Il debito pubblico italiano con il governo Meloni è cresciuto dal 23 settembre 2022 di oltre 332 miliardi di euro. Al di là delle opinioni interessate di tutti gli esponenti dell’esecutivo che tendono a sottolineare i grandi, gli straordinari successi della loro attività politica, sostenendo che l’Italia stia meglio dei suoi ”competitor” Francia, Germania, Spagna e Gran Bretagna (il che non è vero se si valutano i fondamentali delle rispettive economie), la zavorra del nostro debito pubblico e la considerazione che nulla o poco si fa per recuperare l’enorme evasione fiscale che da decenni sconvolge i conti e i progetti del nostro BelPaese
Il debito pubblico italiano è cresciuto significativamente dal 23 settembre 2022, data di inizio del governo Meloni, ma la narrazione della “curva” deve essere contestualizzata analizzando i dati effettivi e le dinamiche economiche.
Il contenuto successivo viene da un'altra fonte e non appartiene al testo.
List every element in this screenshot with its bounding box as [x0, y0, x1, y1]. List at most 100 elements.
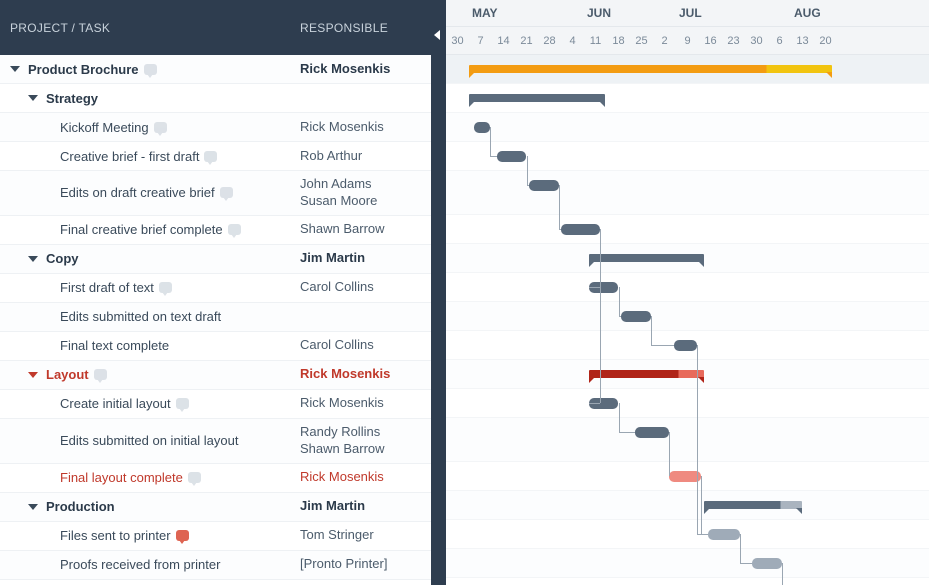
gantt-row	[446, 55, 929, 84]
group-row[interactable]: Product BrochureRick Mosenkis	[0, 55, 431, 84]
task-row[interactable]: Files sent to printer Tom Stringer	[0, 522, 431, 551]
task-row[interactable]: Edits on draft creative briefJohn AdamsS…	[0, 171, 431, 216]
comment-icon[interactable]	[204, 151, 217, 162]
chevron-down-icon[interactable]	[10, 66, 20, 72]
header-task-col: PROJECT / TASK	[0, 21, 300, 35]
task-label: Creative brief - first draft	[60, 149, 199, 164]
chevron-down-icon[interactable]	[28, 504, 38, 510]
summary-bar[interactable]	[589, 254, 704, 262]
chevron-down-icon[interactable]	[28, 256, 38, 262]
task-row[interactable]: Final brochure back from printerJim Mart…	[0, 580, 431, 585]
dependency-link	[527, 185, 529, 186]
task-label: Kickoff Meeting	[60, 120, 149, 135]
task-bar[interactable]	[621, 311, 651, 322]
chevron-down-icon[interactable]	[28, 95, 38, 101]
gantt-row	[446, 84, 929, 113]
comment-icon[interactable]	[94, 369, 107, 380]
dependency-link	[651, 316, 652, 345]
dependency-link	[559, 229, 561, 230]
summary-bar[interactable]	[469, 94, 605, 102]
group-row[interactable]: ProductionJim Martin	[0, 493, 431, 522]
left-header: PROJECT / TASK RESPONSIBLE	[0, 0, 431, 55]
task-bar[interactable]	[708, 529, 740, 540]
task-label: Copy	[46, 251, 79, 266]
day-cell: 23	[722, 35, 745, 47]
task-row[interactable]: Final layout completeRick Mosenkis	[0, 464, 431, 493]
responsible-label: Carol Collins	[300, 279, 431, 296]
timeline-header: MAYJUNJULAUG 307142128411182529162330613…	[446, 0, 929, 55]
dependency-link	[619, 403, 620, 432]
gantt-row	[446, 578, 929, 585]
summary-bar[interactable]	[704, 501, 803, 509]
comment-icon[interactable]	[228, 224, 241, 235]
task-bar[interactable]	[529, 180, 559, 191]
gantt-row	[446, 360, 929, 389]
task-bar[interactable]	[474, 122, 490, 133]
task-row[interactable]: Creative brief - first draftRob Arthur	[0, 142, 431, 171]
comment-icon[interactable]	[220, 187, 233, 198]
dependency-link	[490, 127, 491, 156]
task-label: Edits submitted on text draft	[60, 309, 221, 324]
comment-icon[interactable]	[176, 530, 189, 541]
task-row[interactable]: Final text complete Carol Collins	[0, 332, 431, 361]
dependency-link	[619, 432, 635, 433]
gantt-chart[interactable]	[446, 55, 929, 585]
task-row[interactable]: Kickoff MeetingRick Mosenkis	[0, 113, 431, 142]
summary-bar[interactable]	[589, 370, 704, 378]
month-cell: MAY	[469, 6, 584, 20]
comment-icon[interactable]	[144, 64, 157, 75]
day-cell: 7	[469, 35, 492, 47]
task-row[interactable]: First draft of textCarol Collins	[0, 274, 431, 303]
comment-icon[interactable]	[188, 472, 201, 483]
task-label: Create initial layout	[60, 396, 171, 411]
comment-icon[interactable]	[176, 398, 189, 409]
day-cell: 28	[538, 35, 561, 47]
day-cell: 9	[676, 35, 699, 47]
responsible-label: Rick Mosenkis	[300, 395, 431, 412]
task-bar[interactable]	[561, 224, 600, 235]
responsible-label: Carol Collins	[300, 337, 431, 354]
task-bar[interactable]	[497, 151, 527, 162]
task-row[interactable]: Edits submitted on text draft	[0, 303, 431, 332]
task-label: Proofs received from printer	[60, 557, 220, 572]
dependency-link	[589, 403, 601, 404]
month-cell: AUG	[791, 6, 883, 20]
dependency-link	[619, 316, 621, 317]
dependency-link	[527, 156, 528, 185]
group-row[interactable]: LayoutRick Mosenkis	[0, 361, 431, 390]
day-cell: 11	[584, 35, 607, 47]
day-cell: 18	[607, 35, 630, 47]
dependency-link	[619, 287, 620, 316]
task-bar[interactable]	[752, 558, 782, 569]
header-resp-col: RESPONSIBLE	[300, 21, 431, 35]
comment-icon[interactable]	[154, 122, 167, 133]
group-row[interactable]: CopyJim Martin	[0, 245, 431, 274]
task-row[interactable]: Edits submitted on initial layoutRandy R…	[0, 419, 431, 464]
gantt-row	[446, 273, 929, 302]
task-row[interactable]: Create initial layout Rick Mosenkis	[0, 390, 431, 419]
gantt-row	[446, 244, 929, 273]
task-bar[interactable]	[635, 427, 670, 438]
responsible-label: Tom Stringer	[300, 527, 431, 544]
dependency-link	[651, 345, 674, 346]
month-cell: JUN	[584, 6, 676, 20]
day-cell: 21	[515, 35, 538, 47]
gantt-row	[446, 142, 929, 171]
gantt-row	[446, 418, 929, 462]
task-label: Files sent to printer	[60, 528, 171, 543]
task-row[interactable]: Proofs received from printer[Pronto Prin…	[0, 551, 431, 580]
dependency-link	[782, 563, 783, 585]
gantt-row	[446, 491, 929, 520]
task-row[interactable]: Final creative brief completeShawn Barro…	[0, 216, 431, 245]
collapse-left-icon[interactable]	[434, 30, 440, 40]
task-list: Product BrochureRick MosenkisStrategyKic…	[0, 55, 431, 585]
task-label: Final text complete	[60, 338, 169, 353]
comment-icon[interactable]	[159, 282, 172, 293]
chevron-down-icon[interactable]	[28, 372, 38, 378]
panel-divider[interactable]	[431, 0, 446, 585]
gantt-row	[446, 302, 929, 331]
group-row[interactable]: Strategy	[0, 84, 431, 113]
dependency-link	[697, 345, 698, 534]
task-bar[interactable]	[674, 340, 697, 351]
summary-bar[interactable]	[469, 65, 832, 73]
Al di là delle dichiarazioni politiche, l’analisi dei numeri mostra una crescita del debito che, pur notevole in termini assoluti, non può essere definita “iperbolica” nel senso matematico del termine (un’iperbole descrive una crescita che tende all’infinito).
L’aumento del debito è stato influenzato da diversi fattori, tra cui le misure di spesa adottate per affrontare le crisi energetiche e inflazionistiche, il mantenimento di bonus e superbonus edilizi (che hanno avuto un impatto significativo sui conti pubblici), e la necessità di finanziare il deficit di bilancio.
Dati e Contesto
Secondo i dati della Banca d’Italia, a luglio 2025 il debito pubblico italiano ha toccato i 3.074 miliardi di euro, segnando un aumento di circa 332 miliardi di euro rispetto ai 2.742 miliardi di euro di settembre 2022. Questa cifra, sebbene elevata, riflette una tendenza di crescita iniziata prima dell’attuale governo, accelerata dalle misure straordinarie come il Superbonus 110%, che ha generato un forte impatto negativo sui conti pubblici.
Fattori della Crescita
- Superbonus e spesa pubblica: Il costo del Superbonus, inizialmente sottostimato, ha inciso notevolmente sul debito. Si stima che abbia un impatto sui conti pubblici di oltre 200 miliardi di euro, contribuendo in larga parte all’aumento del debito.
- Crisi energetica e inflazione: Le risposte alla crisi energetica e all’inflazione hanno richiesto un’ingente spesa pubblica, attraverso sostegni a famiglie e imprese.
- Rallentamento della crescita: Sebbene l’Italia abbia mostrato una certa resilienza economica, il rallentamento della crescita globale ha ridotto il gettito fiscale, limitando le entrate dello stato.
Confronto con i “Competitor”
Il debito pubblico italiano è strutturalmente elevato in rapporto al PIL, e i confronti con paesi come Francia, Germania e Spagna evidenziano differenze significative.
· Francia: Ha un debito più basso in rapporto al PIL rispetto all’Italia, ma ha registrato anche una crescita recente a causa delle spese per la transizione energetica e il sostegno all’economia.
· Germania: Tradizionalmente ha una gestione del debito più rigorosa, anche se ha dovuto affrontare spese eccezionali legate alla guerra in Ucraina e alla crisi energetica.
· Spagna: La Spagna ha un debito elevato ma inferiore a quello italiano e ha mostrato una forte crescita economica post-pandemia.
· Regno Unito: Il Regno Unito, pur non essendo nell’eurozona, è un importante termine di paragone. Il suo debito è cresciuto significativamente a seguito della Brexit e delle politiche fiscali espansive.